Profound disillusionment of different groups of Americans flows from their different experiences, from the different ways in which they have been betrayed by powerful businesses and powerful political groups.


No wonder that we have an epidemic of drug overdoses not only among the young, both white and brown and black, but among middle-aged white men who have worked hard and see no reason why they should continue to do so. No wonder that we have gangs of young men who are willing to kill each other in the pursuit of illegal gains because for them, too, life is not worth a great deal. Their gangs offer a source of pride that their country  does not provide.


Yes, we need a living wage for many hard-working Americans, we need free education for all of our young people, we need to tame the high cost of medical care due in considerable part to drug companies, to physicians, to the manufacturers of medical machinery trying to get rich.

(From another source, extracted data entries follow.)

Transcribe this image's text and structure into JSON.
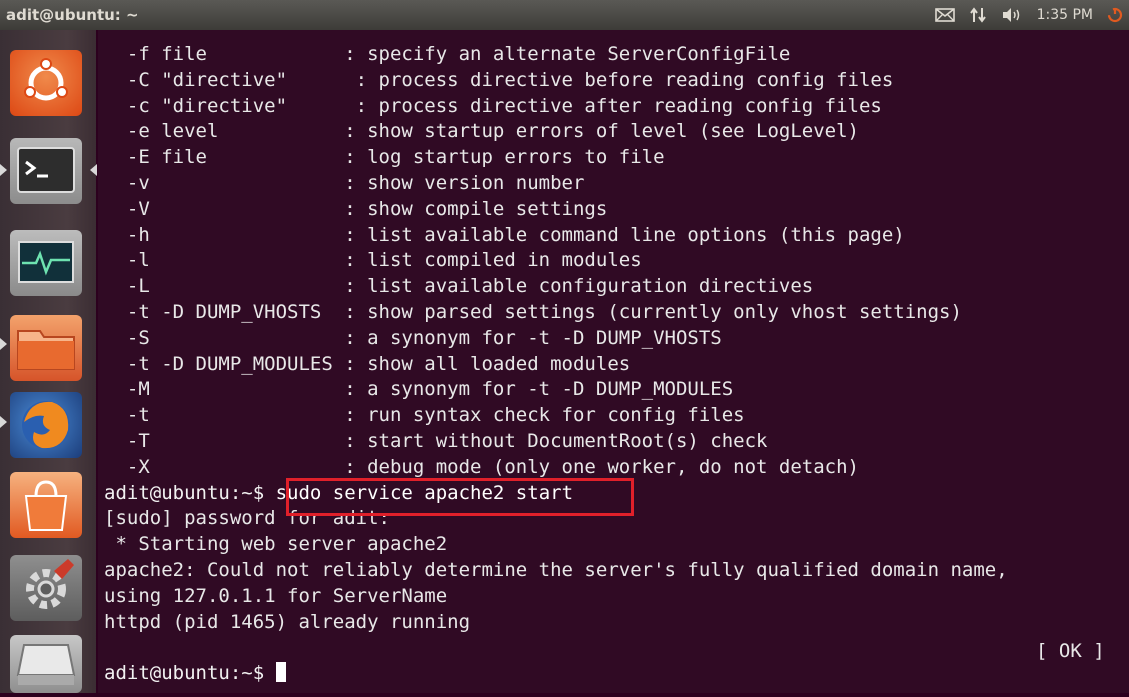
{
  "window": {
    "title": "adit@ubuntu: ~"
  },
  "panel": {
    "indicators": [
      {
        "icon": "mail-icon"
      },
      {
        "icon": "network-updown-icon"
      },
      {
        "icon": "volume-icon"
      }
    ],
    "clock": "1:35 PM"
  },
  "launcher": {
    "items": [
      {
        "icon": "ubuntu-dash-icon"
      },
      {
        "icon": "terminal-icon"
      },
      {
        "icon": "system-monitor-icon"
      },
      {
        "icon": "files-folder-icon"
      },
      {
        "icon": "firefox-icon"
      },
      {
        "icon": "software-center-icon"
      },
      {
        "icon": "system-settings-icon"
      },
      {
        "icon": "file-manager-icon"
      }
    ]
  },
  "terminal": {
    "lines": [
      "  -f file            : specify an alternate ServerConfigFile",
      "  -C \"directive\"      : process directive before reading config files",
      "  -c \"directive\"      : process directive after reading config files",
      "  -e level           : show startup errors of level (see LogLevel)",
      "  -E file            : log startup errors to file",
      "  -v                 : show version number",
      "  -V                 : show compile settings",
      "  -h                 : list available command line options (this page)",
      "  -l                 : list compiled in modules",
      "  -L                 : list available configuration directives",
      "  -t -D DUMP_VHOSTS  : show parsed settings (currently only vhost settings)",
      "  -S                 : a synonym for -t -D DUMP_VHOSTS",
      "  -t -D DUMP_MODULES : show all loaded modules",
      "  -M                 : a synonym for -t -D DUMP_MODULES",
      "  -t                 : run syntax check for config files",
      "  -T                 : start without DocumentRoot(s) check",
      "  -X                 : debug mode (only one worker, do not detach)"
    ],
    "prompt1": "adit@ubuntu:~$ ",
    "command": "sudo service apache2 start",
    "output": [
      "[sudo] password for adit:",
      " * Starting web server apache2",
      "apache2: Could not reliably determine the server's fully qualified domain name,",
      "using 127.0.1.1 for ServerName",
      "httpd (pid 1465) already running"
    ],
    "ok_status": "[ OK ]",
    "prompt2": "adit@ubuntu:~$ "
  },
  "colors": {
    "terminal_bg": "#300a24",
    "highlight": "#e0202a",
    "panel_bg": "#3d3c38",
    "launcher_bg": "#4a3c40"
  }
}
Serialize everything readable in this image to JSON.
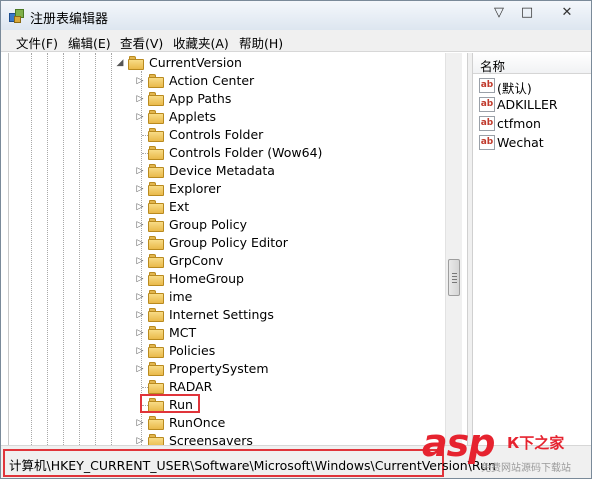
{
  "window": {
    "title": "注册表编辑器",
    "controls": {
      "minimize": "▽",
      "maximize": "□",
      "close": "✕"
    }
  },
  "menu": [
    "文件(F)",
    "编辑(E)",
    "查看(V)",
    "收藏夹(A)",
    "帮助(H)"
  ],
  "tree": {
    "parent": "CurrentVersion",
    "items": [
      "Action Center",
      "App Paths",
      "Applets",
      "Controls Folder",
      "Controls Folder (Wow64)",
      "Device Metadata",
      "Explorer",
      "Ext",
      "Group Policy",
      "Group Policy Editor",
      "GrpConv",
      "HomeGroup",
      "ime",
      "Internet Settings",
      "MCT",
      "Policies",
      "PropertySystem",
      "RADAR",
      "Run",
      "RunOnce",
      "Screensavers"
    ],
    "selected": "Run"
  },
  "values_pane": {
    "header": "名称",
    "icon_label": "ab",
    "items": [
      "(默认)",
      "ADKILLER",
      "ctfmon",
      "Wechat"
    ]
  },
  "status": {
    "path": "计算机\\HKEY_CURRENT_USER\\Software\\Microsoft\\Windows\\CurrentVersion\\Run"
  },
  "watermark": {
    "brand": "asp",
    "brand_cn": "К下之家",
    "subtitle": "免费网站源码下载站",
    "accent_color": "#e6232f"
  },
  "colors": {
    "highlight_border": "#e0343a",
    "folder": "#e9b94a"
  }
}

But none of these reforms will do us a whole lot of good, as long as we drift through our lives without a sense that our lives are worth living, that we stand for important ideals, and pursue noble goals. Whatever political or economic improvements our political leaders might devise, will not make a significant difference unless we are willing to recognize this crisis in our values and to overcome it. As long as the nation is dedicated to getting rich and allows success in gaining wealth only to those who are already too rich, many citizens will find their lives empty, their work unrewarding, and their country an embarrassment.